Für einen Philosophischen Praktiker ist nicht der Begriff, sondern die Immanenzebene der Begriffe, oder das Denken und die Sprache als „verschwindende Vermittler“ zwischen „Chaos“ und „Begriff“ , das „Seelen-Werkzeug“ (Stüttgen) für die Beratung seiner Besucher , und für diese Beratung gibt es kein „anderes Kriterium, als den Gehalt der Existenz, die Intensivierung des Lebens“ (Deleuze/Guattari), also das, was Gerd B. Achenbach mit Novalis das „Vivificiren“ oder die Verlebendigung der Besucher in einer Philosophischen Praxis nennt.

Der „Emotivismus“ (MacIntyre) der Psychotherapie des 20. Jahrhunderts hat das Bewegungselement des Seelenlebens mit dem Bewegungsprinzip der menschlichen Seele verwechselt. Er hat das Bewegungselement zum Bewegungsprinzip promoviert. Dieses Bewegungselement ist für die „Plastische Theorie“ von Joseph Beuys das menschliche Fühlen.

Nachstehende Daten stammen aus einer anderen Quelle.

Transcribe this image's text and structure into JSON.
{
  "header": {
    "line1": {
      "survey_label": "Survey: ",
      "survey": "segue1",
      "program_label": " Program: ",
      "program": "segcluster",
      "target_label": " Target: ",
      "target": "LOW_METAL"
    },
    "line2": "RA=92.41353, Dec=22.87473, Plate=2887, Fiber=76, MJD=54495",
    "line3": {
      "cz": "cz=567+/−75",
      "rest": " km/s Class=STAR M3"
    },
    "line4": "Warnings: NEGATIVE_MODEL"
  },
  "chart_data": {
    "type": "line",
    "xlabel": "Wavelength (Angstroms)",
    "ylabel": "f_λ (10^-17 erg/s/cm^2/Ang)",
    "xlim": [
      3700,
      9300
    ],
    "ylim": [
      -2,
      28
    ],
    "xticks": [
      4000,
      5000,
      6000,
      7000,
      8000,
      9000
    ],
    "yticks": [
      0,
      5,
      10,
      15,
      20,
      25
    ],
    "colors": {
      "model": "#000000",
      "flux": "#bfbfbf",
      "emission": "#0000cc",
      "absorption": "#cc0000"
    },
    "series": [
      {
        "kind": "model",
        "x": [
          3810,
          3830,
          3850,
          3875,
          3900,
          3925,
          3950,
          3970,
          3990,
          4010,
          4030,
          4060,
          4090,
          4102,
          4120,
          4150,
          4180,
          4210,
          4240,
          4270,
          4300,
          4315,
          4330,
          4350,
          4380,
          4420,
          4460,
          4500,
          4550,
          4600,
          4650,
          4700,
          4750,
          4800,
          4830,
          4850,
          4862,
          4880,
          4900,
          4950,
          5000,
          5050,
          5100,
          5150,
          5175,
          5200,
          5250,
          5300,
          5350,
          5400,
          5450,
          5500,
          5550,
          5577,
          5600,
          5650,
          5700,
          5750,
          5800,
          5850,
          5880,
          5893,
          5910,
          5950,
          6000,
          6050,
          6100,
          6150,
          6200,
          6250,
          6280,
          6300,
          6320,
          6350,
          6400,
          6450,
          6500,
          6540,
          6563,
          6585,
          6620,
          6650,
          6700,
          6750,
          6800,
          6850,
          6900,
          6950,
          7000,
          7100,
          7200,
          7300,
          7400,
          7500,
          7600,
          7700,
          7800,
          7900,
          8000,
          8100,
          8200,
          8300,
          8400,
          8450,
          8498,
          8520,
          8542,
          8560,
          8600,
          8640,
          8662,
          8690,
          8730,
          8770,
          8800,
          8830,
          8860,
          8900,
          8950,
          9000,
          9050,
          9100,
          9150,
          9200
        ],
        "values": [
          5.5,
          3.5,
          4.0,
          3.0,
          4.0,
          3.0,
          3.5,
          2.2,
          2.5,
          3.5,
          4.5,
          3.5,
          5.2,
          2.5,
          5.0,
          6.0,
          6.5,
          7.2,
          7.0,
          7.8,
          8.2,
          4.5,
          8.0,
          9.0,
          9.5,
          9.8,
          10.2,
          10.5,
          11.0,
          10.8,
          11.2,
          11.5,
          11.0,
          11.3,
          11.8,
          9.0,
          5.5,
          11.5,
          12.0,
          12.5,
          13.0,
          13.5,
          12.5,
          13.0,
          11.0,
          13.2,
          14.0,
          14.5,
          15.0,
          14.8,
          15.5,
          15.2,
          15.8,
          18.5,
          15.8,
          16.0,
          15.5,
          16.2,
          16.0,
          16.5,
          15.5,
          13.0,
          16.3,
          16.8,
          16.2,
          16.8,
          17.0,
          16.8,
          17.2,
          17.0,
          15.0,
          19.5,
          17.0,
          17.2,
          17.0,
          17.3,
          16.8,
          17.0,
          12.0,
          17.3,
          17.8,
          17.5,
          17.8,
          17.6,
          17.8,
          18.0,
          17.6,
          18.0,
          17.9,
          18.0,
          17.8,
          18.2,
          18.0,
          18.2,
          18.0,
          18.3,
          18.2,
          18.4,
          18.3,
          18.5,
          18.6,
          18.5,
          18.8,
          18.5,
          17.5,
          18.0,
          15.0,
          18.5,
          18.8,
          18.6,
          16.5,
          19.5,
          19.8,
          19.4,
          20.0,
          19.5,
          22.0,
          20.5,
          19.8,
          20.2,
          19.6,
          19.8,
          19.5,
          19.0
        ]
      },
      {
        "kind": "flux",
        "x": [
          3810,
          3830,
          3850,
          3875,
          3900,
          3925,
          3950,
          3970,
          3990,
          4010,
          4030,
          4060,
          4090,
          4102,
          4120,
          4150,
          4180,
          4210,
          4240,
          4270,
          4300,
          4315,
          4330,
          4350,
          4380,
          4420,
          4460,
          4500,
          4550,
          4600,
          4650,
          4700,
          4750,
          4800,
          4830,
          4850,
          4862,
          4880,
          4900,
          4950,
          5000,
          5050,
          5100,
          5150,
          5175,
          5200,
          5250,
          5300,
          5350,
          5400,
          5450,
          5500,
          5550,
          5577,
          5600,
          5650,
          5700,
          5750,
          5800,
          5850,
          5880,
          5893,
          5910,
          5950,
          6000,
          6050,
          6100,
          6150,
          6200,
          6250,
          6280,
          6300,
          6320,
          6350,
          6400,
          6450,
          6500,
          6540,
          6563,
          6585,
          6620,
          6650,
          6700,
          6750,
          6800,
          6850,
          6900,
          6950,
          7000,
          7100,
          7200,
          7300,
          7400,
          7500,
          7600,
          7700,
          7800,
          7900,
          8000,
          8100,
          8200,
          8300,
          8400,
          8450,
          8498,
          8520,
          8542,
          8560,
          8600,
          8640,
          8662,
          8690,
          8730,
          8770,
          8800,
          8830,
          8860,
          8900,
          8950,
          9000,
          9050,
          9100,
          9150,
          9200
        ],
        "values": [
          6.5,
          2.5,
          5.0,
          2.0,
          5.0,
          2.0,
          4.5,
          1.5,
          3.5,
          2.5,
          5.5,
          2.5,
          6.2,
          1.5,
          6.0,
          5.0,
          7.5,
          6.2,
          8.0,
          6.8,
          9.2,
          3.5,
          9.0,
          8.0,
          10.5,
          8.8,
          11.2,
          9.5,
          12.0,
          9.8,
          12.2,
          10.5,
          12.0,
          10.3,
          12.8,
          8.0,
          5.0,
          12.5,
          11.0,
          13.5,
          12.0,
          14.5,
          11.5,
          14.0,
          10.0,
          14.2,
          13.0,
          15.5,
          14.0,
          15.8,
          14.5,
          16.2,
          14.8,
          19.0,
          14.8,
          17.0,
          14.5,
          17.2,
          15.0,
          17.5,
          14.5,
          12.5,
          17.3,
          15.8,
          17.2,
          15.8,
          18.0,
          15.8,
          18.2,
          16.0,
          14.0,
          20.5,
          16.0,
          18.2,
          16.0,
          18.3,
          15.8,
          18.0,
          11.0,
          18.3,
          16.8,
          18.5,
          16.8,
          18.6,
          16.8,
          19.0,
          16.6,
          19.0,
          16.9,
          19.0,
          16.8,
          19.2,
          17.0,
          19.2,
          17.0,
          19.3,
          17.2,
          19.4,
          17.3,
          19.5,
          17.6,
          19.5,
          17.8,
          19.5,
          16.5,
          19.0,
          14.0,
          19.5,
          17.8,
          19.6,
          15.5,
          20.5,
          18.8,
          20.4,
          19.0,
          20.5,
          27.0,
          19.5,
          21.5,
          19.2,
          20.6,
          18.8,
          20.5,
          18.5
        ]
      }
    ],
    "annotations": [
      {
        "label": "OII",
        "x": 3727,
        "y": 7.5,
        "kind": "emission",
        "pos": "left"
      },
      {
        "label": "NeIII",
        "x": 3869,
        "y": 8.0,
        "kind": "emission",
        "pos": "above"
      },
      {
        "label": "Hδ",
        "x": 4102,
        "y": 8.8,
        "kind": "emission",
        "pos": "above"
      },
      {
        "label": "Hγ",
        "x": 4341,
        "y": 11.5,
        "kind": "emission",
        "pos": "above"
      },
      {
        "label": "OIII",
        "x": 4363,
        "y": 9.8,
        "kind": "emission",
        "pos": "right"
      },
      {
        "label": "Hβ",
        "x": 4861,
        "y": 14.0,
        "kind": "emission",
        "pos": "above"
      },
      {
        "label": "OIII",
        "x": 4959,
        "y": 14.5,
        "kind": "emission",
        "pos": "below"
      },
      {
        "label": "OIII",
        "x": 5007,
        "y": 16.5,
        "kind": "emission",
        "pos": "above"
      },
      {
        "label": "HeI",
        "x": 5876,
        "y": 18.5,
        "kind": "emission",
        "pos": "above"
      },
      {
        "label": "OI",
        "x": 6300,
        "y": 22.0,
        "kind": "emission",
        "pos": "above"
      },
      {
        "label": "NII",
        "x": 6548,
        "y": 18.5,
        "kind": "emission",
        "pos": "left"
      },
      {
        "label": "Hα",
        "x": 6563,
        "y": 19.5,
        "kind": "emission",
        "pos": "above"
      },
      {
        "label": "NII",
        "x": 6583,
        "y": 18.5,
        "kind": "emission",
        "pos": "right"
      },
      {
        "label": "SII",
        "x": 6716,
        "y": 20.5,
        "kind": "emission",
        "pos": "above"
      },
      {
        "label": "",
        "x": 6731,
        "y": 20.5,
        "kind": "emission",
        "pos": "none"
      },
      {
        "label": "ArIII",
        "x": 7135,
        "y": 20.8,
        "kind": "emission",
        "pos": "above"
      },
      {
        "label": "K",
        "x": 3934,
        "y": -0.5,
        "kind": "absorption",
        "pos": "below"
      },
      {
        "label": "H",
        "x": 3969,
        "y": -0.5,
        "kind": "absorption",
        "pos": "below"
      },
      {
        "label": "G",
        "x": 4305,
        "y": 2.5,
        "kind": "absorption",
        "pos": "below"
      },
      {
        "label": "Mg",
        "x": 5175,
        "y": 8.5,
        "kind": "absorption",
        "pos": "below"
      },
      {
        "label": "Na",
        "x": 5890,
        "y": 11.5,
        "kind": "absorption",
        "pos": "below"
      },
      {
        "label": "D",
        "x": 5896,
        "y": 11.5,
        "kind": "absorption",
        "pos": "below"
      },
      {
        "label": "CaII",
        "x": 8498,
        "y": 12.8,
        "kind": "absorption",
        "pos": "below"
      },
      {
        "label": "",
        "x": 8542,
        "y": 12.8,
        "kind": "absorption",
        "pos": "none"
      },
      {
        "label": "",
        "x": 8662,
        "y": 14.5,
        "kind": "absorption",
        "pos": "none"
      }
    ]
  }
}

Auf einer Postkarte von 1972 verkörpert ein Joseph Beuys, der sich in Bewegung setzt, die „Begriffsperson“, die für Deleuze und Guattari eine Verkörperung der Immanenzebene oder des Bewegungsprinzips ist. „Die Begriffspersonen...vollziehen jene Bewegungen, die die Immanenzebene des Autors beschreiben und bei der Erschaffung dieser Begriffe selbst eingreifen...Der Philosoph ist die Idiosynkrasie seiner Begriffspersonen.“ (Deleuze/Guattari).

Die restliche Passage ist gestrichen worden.